Breath, Eyes, Memory as a tale of love is displayed prominently here; Atie says that everything she loves in Sophie, she loved in Martine first. She says she couldn’t fight Martine on keeping Sophie here, and she definitely doesn’t want Sophie to be at odds with Martine once she arrives. This instance of separation and reunion is characteristic of many Haitian immigrant families, where a family member leaves to work in a foreign country, supporting the family by sending home some money and the interim and then only sending for the child when they can afford it.


However, Atie also sees beyond the veil of sadness in their separation, as Sophie has, quite literally, the opportunity of a lifetime. Atie says that they are a family with dirt under their fingernails, meaning they are uneducated field workers by lineage.

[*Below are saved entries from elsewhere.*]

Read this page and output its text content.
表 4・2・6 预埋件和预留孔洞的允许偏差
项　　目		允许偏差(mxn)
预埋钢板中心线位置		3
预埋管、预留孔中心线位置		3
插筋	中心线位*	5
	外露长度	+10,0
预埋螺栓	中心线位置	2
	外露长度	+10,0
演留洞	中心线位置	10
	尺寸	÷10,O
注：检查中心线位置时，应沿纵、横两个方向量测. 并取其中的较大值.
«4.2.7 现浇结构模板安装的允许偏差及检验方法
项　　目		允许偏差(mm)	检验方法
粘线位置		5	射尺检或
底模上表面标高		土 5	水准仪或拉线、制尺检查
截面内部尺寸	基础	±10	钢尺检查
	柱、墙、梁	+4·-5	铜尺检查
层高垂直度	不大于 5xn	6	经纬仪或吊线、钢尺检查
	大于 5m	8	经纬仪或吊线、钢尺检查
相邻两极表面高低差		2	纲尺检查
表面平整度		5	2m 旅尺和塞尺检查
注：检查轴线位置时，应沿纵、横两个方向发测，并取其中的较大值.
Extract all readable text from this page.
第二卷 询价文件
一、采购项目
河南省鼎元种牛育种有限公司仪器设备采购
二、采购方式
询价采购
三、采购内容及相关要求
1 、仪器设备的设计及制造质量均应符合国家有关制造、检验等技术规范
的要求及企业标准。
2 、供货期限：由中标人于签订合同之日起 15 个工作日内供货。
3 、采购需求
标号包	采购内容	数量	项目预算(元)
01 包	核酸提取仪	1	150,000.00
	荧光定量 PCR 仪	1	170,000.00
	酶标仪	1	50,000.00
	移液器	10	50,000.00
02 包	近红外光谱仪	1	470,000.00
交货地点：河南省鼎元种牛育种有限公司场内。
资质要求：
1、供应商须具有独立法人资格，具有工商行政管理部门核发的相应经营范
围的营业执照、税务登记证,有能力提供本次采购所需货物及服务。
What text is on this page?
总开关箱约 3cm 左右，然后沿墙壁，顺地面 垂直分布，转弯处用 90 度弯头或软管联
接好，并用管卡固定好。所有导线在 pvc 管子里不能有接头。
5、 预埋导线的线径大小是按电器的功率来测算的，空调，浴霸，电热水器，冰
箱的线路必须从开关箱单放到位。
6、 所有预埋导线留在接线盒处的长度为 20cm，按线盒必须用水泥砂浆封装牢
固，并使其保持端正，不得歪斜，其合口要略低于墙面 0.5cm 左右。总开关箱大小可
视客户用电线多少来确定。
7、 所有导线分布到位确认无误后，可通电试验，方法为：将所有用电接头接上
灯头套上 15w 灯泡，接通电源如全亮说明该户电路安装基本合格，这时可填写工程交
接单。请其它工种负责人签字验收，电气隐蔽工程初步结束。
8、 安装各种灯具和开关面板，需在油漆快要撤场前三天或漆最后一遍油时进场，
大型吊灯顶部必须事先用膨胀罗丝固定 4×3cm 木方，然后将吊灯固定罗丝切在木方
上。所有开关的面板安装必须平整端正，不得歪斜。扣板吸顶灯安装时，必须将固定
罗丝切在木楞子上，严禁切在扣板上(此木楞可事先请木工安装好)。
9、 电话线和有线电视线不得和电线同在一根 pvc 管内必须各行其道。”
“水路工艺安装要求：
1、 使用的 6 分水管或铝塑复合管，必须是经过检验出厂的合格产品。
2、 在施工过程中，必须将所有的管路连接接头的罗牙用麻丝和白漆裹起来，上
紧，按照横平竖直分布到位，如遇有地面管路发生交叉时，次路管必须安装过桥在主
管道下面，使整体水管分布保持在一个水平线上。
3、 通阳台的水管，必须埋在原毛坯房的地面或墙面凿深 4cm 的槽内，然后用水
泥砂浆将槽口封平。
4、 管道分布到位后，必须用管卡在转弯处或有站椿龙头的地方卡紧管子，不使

“Your mother and I, when we were children, we had no control over anything. Not even this body,” Atie says. This calls back to the cane fields and the idea of slavery as a cultural trauma. Atie and Martine, along with their parents, had no choice but to work; and therefore, had no control over their own bodies- no agency of their own. In saying they had no control over their own bodies, Atie also brings light to something that becomes more and more evident throughout the novel. Firstly, it slightly foreshadows the reveal of Martine’s rape, as in that interaction she had no control. But it also highlights the idea of the lack of control of a girl in Haitian culture when her purity is seen as paramount and to be protected through rigorous ‘testing’ by the mother. Hence, their control over their own bodies in those instances are limited.


It is at this point that I want to draw your attention to the colour yellow as a recurring symbol and its meaning, even throughout the first two chapters. The entire book opens with the line “a flattened and drying daffodil.” Daffodils, we learn later on from Atie, are loved deeply by Martine (as well as Sophie). Martine’s love for these flowers is because of their resilience and versatility in being able to ‘grow in a place they are not supposed to.’ European flowers originally, they adapted to the warm weather in Haiti and flourished, inheriting the bronze tinge from the people of the island.


If you simply watch the presence of the daffodil throughout chapters 1 and 2, you will realize it’s significance: when Sophie hopes to give the card to Tante Atie, the daffodil is present on the front; but when Tante Atie is resolute in sending it to her mother, she crushes the daffodil underfoot. Also, in the opening pages is the mention of the image of her mother chasing her in a field of daffodils, and the poem Sophie writes of her mother as a daffodil. However, the daffodil as a symbol of hope and resilience is only one aspect of the recurring colour yellow. Danticat doesn’t arbitrarily use the colour yellow, but it is meticulously used to convey warmth, cheeriness, joy, action, optimism, happiness, idealism, summer, hope, imagination, sunshine and youth. In the beginning of chapter one, children are seen to be jumping in piles of dried yellow leaves. Everything Sophie owns is yellow. Thus, Haiti, hope and happiness are associated with the colour yellow. We will continue to analyse the presence of the colour yellow throughout the rest of book as it directly relates to Sophie’s emotions and the changing environment around her.